26 July 2009 by Lars
Recovery notes… (how to save a misbehaving computer with RAID setup)
Long story short: I have a serious problem with my Dell Precision Workstation, which among other things has lead to 2 out of 3 disks being replaced. That will kill any RAID array unless you’ve set up RAID6 (which isn’t possible with 3 disks, I think). Before sending back the disks (zeroed out, of course), I managed to boot the workstation into a rescue mode (Ubuntu 9.04 without graphical interface – it doesn’t like my dual dual-DVI video cards, but that’s another story). The disks were presented as raw disks by the BIOS, partitioned equivalently, and then set up with a mixture of JBOD, RAID1 (root and /var), RAID0 (/tmp) and RAID5 (/home). /home is where the meat is. Thus, from rescue mode, I attached a 1TB USB drive (not in eSATA mode, since that was part of what was misbehaving), and copied over the entire raw disk:
dd if=/dev/sda of=/media/disk/sda.img
So now I have three images of the disks – what next? Well, I guess start the RAID5 array in degraded mode using these images.
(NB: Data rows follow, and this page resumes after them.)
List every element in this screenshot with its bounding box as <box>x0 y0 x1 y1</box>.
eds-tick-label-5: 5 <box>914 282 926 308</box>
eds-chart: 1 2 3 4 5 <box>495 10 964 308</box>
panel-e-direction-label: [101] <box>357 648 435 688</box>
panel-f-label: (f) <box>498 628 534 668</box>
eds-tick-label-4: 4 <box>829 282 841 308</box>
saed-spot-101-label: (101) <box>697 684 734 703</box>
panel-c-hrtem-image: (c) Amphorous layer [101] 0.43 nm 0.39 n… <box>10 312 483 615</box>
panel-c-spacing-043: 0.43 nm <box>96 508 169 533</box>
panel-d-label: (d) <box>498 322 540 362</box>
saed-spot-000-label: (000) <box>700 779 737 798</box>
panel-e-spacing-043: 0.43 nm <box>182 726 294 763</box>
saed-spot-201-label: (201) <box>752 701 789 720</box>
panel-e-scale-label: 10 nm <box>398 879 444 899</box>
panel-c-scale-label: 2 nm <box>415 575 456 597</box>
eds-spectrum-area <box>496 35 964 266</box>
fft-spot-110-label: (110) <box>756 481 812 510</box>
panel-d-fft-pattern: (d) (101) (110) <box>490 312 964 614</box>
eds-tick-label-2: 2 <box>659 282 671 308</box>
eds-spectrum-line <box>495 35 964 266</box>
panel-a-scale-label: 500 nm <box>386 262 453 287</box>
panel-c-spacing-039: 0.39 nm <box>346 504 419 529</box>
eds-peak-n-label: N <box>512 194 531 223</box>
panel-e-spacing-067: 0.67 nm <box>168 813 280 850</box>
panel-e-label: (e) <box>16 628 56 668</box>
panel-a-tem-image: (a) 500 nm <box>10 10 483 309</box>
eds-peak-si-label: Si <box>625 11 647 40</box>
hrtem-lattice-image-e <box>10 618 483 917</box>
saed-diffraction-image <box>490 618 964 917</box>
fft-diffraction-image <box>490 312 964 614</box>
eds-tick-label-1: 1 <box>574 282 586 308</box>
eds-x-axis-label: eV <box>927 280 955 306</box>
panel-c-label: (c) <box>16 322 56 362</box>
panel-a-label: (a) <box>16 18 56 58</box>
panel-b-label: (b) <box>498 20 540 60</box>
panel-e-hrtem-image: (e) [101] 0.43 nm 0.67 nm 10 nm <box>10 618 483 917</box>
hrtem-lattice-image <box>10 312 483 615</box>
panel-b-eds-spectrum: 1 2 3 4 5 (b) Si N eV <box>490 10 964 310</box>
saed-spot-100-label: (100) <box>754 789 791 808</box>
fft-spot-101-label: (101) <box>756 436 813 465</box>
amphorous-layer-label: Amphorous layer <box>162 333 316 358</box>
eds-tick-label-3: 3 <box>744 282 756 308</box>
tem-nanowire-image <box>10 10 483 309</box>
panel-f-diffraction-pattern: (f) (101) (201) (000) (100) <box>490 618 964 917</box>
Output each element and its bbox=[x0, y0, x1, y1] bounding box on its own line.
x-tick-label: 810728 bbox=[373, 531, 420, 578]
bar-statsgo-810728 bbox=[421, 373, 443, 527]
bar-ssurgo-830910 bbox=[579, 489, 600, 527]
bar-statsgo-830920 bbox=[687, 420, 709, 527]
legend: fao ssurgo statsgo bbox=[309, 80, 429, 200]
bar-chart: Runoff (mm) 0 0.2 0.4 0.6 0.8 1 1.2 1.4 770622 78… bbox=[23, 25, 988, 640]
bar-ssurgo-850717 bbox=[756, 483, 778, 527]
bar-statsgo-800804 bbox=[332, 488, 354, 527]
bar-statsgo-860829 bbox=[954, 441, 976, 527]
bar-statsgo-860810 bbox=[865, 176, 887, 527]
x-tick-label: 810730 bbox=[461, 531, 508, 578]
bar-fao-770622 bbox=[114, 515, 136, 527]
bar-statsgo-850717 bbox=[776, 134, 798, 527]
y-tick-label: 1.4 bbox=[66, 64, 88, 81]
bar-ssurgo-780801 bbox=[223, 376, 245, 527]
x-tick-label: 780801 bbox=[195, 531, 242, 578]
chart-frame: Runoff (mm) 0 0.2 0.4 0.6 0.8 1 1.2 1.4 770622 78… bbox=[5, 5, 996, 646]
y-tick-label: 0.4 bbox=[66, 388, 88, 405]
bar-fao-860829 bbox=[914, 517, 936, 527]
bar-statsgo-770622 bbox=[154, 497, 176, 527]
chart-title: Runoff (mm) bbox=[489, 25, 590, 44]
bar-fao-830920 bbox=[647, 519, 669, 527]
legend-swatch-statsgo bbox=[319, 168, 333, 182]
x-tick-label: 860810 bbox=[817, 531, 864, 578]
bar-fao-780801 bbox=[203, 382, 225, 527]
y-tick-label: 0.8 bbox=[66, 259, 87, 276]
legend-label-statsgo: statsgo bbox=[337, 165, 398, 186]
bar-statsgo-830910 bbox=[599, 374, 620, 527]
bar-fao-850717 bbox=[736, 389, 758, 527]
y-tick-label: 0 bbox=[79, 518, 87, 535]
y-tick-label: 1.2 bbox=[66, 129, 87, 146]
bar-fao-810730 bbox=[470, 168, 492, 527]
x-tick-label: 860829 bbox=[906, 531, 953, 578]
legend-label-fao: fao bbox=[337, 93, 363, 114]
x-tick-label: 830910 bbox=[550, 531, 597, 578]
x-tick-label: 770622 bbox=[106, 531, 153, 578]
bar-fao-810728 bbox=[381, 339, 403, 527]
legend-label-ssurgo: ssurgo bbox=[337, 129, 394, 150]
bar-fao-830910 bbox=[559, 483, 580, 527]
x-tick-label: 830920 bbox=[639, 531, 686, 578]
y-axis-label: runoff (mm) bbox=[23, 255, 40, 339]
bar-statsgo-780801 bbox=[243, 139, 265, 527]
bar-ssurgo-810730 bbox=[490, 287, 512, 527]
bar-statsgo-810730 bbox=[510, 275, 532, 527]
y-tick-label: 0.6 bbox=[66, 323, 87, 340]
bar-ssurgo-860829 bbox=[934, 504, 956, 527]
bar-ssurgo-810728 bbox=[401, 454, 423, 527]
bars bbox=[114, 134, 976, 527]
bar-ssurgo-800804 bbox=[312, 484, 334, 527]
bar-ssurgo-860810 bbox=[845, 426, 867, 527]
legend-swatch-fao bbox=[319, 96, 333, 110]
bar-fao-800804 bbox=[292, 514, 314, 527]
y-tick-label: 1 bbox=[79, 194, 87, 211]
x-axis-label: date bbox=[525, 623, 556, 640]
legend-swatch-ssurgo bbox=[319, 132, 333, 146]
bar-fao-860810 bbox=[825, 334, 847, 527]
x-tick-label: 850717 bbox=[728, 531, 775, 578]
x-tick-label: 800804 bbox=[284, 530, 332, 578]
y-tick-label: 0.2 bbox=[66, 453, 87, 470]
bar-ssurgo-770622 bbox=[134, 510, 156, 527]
Here’s what I did:
losetup /dev/loop0 /media/disk-2/sda.zotique.img losetup /dev/loop1 /media/disk-2/sdb.zotique.img
fdisk -lu /dev/loop0 (inspect output) - suspect that /dev/loop0p8 is the home directory - largest partition.
fdisk -lu /dev/loop1 (inspect output) - suspect that /dev/loop1p8 is the home directory - largest partition, and equal to /dev/loop0p8. Device Boot Start End Blocks Id System /dev/loop1p1 63 8401994 4200966 82 Linux swap / Solaris /dev/loop1p2 8401995 16900379 4249192+ fd Linux raid autodetect /dev/loop1p3 16900380 17302004 200812+ fd Linux raid autodetect /dev/loop1p4 17302005 488279609 235488802+ f W95 Ext'd (LBA) /dev/loop1p5 17302068 59247719 20972826 fd Linux raid autodetect /dev/loop1p6 59247783 61352234 1052226 fd Linux raid autodetect /dev/loop1p7 61352298 63456749 1052226 fd Linux raid autodetect /dev/loop1p8 63456813 488279609 212411398+ fd Linux raid autodetect
Now we need to start the MD RAID5 array. We note where partition 8 starts: 63456813 (in blocks) = 32489888256 (in bytes). We create another loop device:
losetup -fo 32489888256 /dev/loop0
losetup -fo 32489888256 /dev/loop1
And this is where things went bad: the two disk images are of different sizes. The second command hangs. What’s up? Maybe a hint: sda was copied while hooked up to its native SATA port, while sdb was copied while hooked into a USB/eSATA dock, attached through USB. Can it matter? Or was there something bad on the disk?